Ten years ago today the leaders of three hostile ethnic and religious communities in a war-ravaged land reluctantly agreed — thanks to overwhelming U.S. military and political pressure — to stop fighting and live together under their country’s first-ever democratic government. The Dayton accords, which created a fragile confederation and ended Bosnia’s civil war, have been successful enough to earn two days of high-level ceremonies in Washington, including a gala luncheon tomorrow at the State Department hosted by Secretary of State Condoleezza Rice. It’s hard to avoid the comparison between the country deemed a quagmire in the 1990s and the one where the United States is bogged down today.
Start with the U.S. and other NATO troops who began arriving in Bosnia shortly before Christmas 1995. There were 60,000 of them at first in a country of 4 million, or more than twice as many per capita as now are deployed in Iraq. Ten years later they are still there — the American contingent left only a year ago. All sides agree they will have to stay on for years to come, since Bosnia’s police and army forces are still not ready to take over full responsibility for security. Billions have meanwhile been spent on reconstruction, under the supervision of a Western proconsul with the power to overrule the Bosnian government.
Despite all those years of heavy-handed occupation, the Western forces have never captured Bosnia’s foremost insurgents. Radovan Karadzic and Ratko Mladic, who together oversaw the deliberate murder of thousands of civilians, are still at large. Serb leaders in Bosnia only now are beginning to show some willingness to renounce the poisonous nationalism that caused the war. The current Bosnian Serb president, Dragan Cavic, reportedly has promised to call for Karadzic to surrender during this week’s events in Washington.
Like Iraq’s Sunnis, the Bosnian Serbs were forced to abandon a regime of genocide and domination by a punishing U.S. military campaign. Unlike Iraqis, however, the Bosnians were subjected to an equally forceful American diplomatic offensive. Their leaders, along with those of neighboring Serbia and Croatia, were sequestered at a military base in Dayton, Ohio, and browbeaten for 21 days by an international tag team led by one of the toughest and most capable U.S. diplomats, Richard Holbrooke.

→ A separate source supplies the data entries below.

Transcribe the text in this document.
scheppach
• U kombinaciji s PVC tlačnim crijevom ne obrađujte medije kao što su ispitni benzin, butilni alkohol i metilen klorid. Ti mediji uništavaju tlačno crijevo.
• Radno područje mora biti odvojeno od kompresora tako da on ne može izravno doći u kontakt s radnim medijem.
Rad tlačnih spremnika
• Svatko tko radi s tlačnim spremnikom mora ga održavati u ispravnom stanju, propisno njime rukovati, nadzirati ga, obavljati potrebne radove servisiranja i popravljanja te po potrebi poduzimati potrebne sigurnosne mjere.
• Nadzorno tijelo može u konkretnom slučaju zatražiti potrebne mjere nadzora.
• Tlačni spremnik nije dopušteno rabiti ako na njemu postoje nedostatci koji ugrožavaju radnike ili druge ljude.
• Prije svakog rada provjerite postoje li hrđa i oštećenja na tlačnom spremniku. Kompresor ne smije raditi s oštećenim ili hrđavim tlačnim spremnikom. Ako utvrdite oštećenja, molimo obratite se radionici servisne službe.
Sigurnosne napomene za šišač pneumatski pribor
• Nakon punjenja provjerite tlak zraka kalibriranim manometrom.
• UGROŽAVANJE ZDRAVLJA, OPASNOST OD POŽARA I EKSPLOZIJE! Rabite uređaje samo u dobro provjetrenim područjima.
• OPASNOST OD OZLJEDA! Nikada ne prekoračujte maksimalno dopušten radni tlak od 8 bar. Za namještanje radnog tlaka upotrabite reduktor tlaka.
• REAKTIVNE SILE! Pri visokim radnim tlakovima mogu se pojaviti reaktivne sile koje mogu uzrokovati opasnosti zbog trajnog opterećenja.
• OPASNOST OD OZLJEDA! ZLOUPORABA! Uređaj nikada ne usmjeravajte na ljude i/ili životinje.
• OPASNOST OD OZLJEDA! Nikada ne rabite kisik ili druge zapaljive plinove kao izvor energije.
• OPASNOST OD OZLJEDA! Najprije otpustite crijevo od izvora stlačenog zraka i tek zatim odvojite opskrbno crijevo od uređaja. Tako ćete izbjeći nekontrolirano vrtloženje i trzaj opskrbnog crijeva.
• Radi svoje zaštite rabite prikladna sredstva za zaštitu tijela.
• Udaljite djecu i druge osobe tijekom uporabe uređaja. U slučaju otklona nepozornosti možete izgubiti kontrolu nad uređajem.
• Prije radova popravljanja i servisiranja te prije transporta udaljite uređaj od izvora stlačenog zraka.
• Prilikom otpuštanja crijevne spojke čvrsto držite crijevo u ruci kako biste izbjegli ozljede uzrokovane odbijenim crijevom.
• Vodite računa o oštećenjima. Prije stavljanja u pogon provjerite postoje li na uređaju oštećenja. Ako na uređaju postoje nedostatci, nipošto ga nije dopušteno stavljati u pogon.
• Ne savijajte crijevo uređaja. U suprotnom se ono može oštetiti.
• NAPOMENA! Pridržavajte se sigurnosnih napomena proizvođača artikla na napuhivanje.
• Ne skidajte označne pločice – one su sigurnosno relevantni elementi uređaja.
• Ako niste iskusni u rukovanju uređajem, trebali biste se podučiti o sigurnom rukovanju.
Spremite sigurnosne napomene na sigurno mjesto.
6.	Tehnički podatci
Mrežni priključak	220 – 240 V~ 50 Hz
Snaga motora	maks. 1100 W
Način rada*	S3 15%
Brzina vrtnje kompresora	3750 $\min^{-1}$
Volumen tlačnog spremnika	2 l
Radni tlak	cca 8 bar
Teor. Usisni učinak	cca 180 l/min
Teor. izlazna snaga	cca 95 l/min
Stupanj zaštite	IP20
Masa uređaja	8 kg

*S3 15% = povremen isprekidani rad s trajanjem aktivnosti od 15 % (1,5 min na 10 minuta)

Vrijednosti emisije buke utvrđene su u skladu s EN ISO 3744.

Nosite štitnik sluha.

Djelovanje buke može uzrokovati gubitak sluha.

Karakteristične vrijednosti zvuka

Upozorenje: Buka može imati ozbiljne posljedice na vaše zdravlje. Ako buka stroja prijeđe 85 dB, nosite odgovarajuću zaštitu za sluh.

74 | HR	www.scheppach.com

Even then, the best that could be achieved was a deeply flawed plan for federalism that allowed the creation of Serb and Muslim-Croat ministates united by the weakest of national governments. There was a three-member rotating presidency, 14 ministries of education and 15 police agencies. The Serb statelet, at first, was little more than an appendage of its neighbor Serbia, then still an adversary of the West.
This week’s events are in part an effort to fix Bosnia’s constitution, after a decade-long timeout. The Serbs, who have resisted most, have been energetically worked over by both the Bush administration and the European Union; Undersecretary of State Nicholas Burns, the department’s third-highest official, has devoted a large slice of his time to it since the beginning of this year. Burns hopes the Serbs and other Bosnians arriving in Washington today will announce their acceptance in principle of constitutional reforms, including abolition of the tripartite presidency. By April, it is hoped, the Bosnian parliament will ratify amendments that could finally open the way to an effective national government, foreign investment and the prospect of eventual integration into the European Union.

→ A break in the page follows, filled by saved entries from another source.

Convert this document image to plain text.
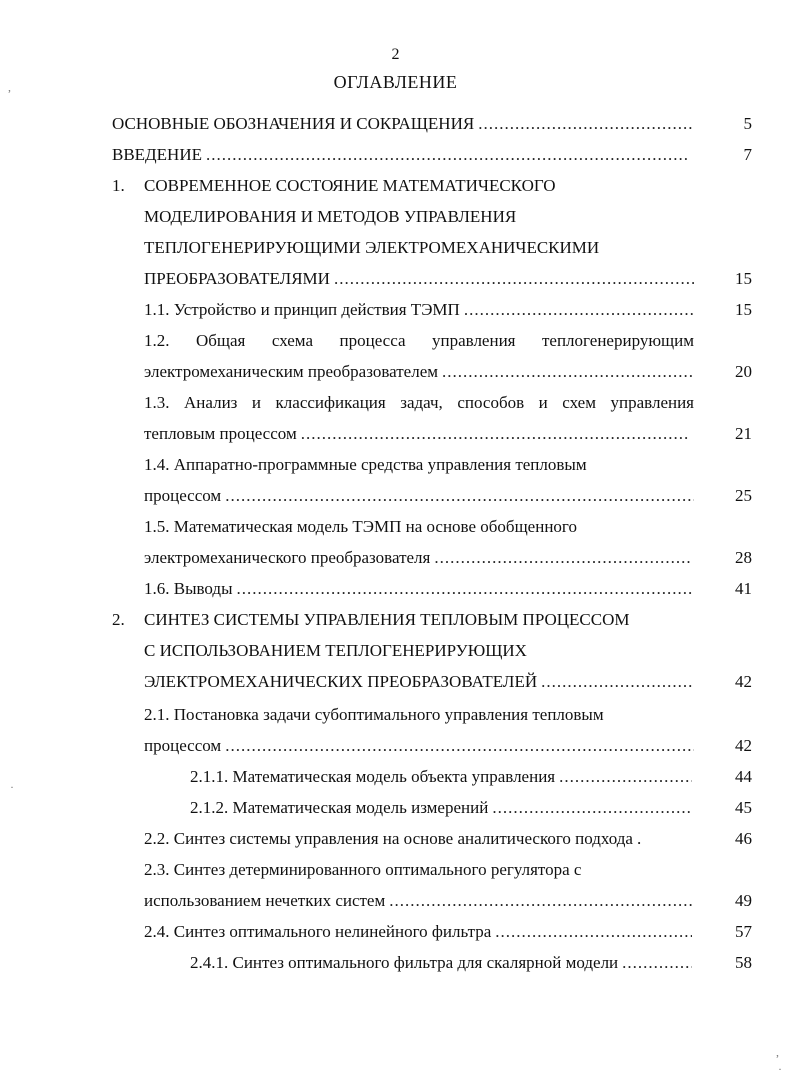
2
ОГЛАВЛЕНИЕ
ОСНОВНЫЕ ОБОЗНАЧЕНИЯ И СОКРАЩЕНИЯ .....	5
ВВЕДЕНИЕ .....	7
1. СОВРЕМЕННОЕ СОСТОЯНИЕ МАТЕМАТИЧЕСКОГО
МОДЕЛИРОВАНИЯ И МЕТОДОВ УПРАВЛЕНИЯ
ТЕПЛОГЕНЕРИРУЮЩИМИ ЭЛЕКТРОМЕХАНИЧЕСКИМИ
ПРЕОБРАЗОВАТЕЛЯМИ .....	15
1.1. Устройство и принцип действия ТЭМП .....	15
1.2. Общая схема процесса управления теплогенерирующим
электромеханическим преобразователем .....	20
1.3. Анализ и классификация задач, способов и схем управления
тепловым процессом .....	21
1.4. Аппаратно-программные средства управления тепловым
процессом .....	25
1.5. Математическая модель ТЭМП на основе обобщенного
электромеханического преобразователя .....	28
1.6. Выводы .....	41
2. СИНТЕЗ СИСТЕМЫ УПРАВЛЕНИЯ ТЕПЛОВЫМ ПРОЦЕССОМ
С ИСПОЛЬЗОВАНИЕМ ТЕПЛОГЕНЕРИРУЮЩИХ
ЭЛЕКТРОМЕХАНИЧЕСКИХ ПРЕОБРАЗОВАТЕЛЕЙ .....	42
2.1. Постановка задачи субоптимального управления тепловым
процессом .....	42
2.1.1. Математическая модель объекта управления .....	44
2.1.2. Математическая модель измерений .....	45
2.2. Синтез системы управления на основе аналитического подхода .	46
2.3. Синтез детерминированного оптимального регулятора с
использованием нечетких систем .....	49
2.4. Синтез оптимального нелинейного фильтра .....	57
2.4.1. Синтез оптимального фильтра для скалярной модели .....	58
,
·
,
·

So, in summary: Bosnia has had proportionately more Western troops than Iraq and more money for reconstruction. It has had aggressive high-level diplomacy by a unified transatlantic coalition, backed by both Democratic and Republican administrations in Washington. It has been given 10 years by those governments, which have repeatedly resisted the temptation to pull their troops out. Even so, it is only now that a new generation of Bosnian leaders is willing to consider the political compromises necessary to stabilize their country without foreign forces or high commissioners.
They will arrive in a Washington where, one month after the ratification of a similarly imperfect constitution in Iraq, Democrats are calling for a timetable to withdraw U.S. troops, and where even the Republican chairman of the Senate Armed Services Committee, John Warner, is hinting that Iraqis have 180 days to pull their country together. They will lunch at a State Department that has delegated the daunting work of forging an Iraqi compromise to its ambassador in Baghdad, with next to no help from the president or U.S. allies and no power to sequester anyone on a military base. The Bosnians will have a chance to hear both Democrats and Republicans talk, not about how to succeed in the latest American intervention but about how the other party is lying about it.
Perhaps they will conclude that their tiny Balkan country is far more important to the United States and its security than Iraq. That, anyway, is what the record shows.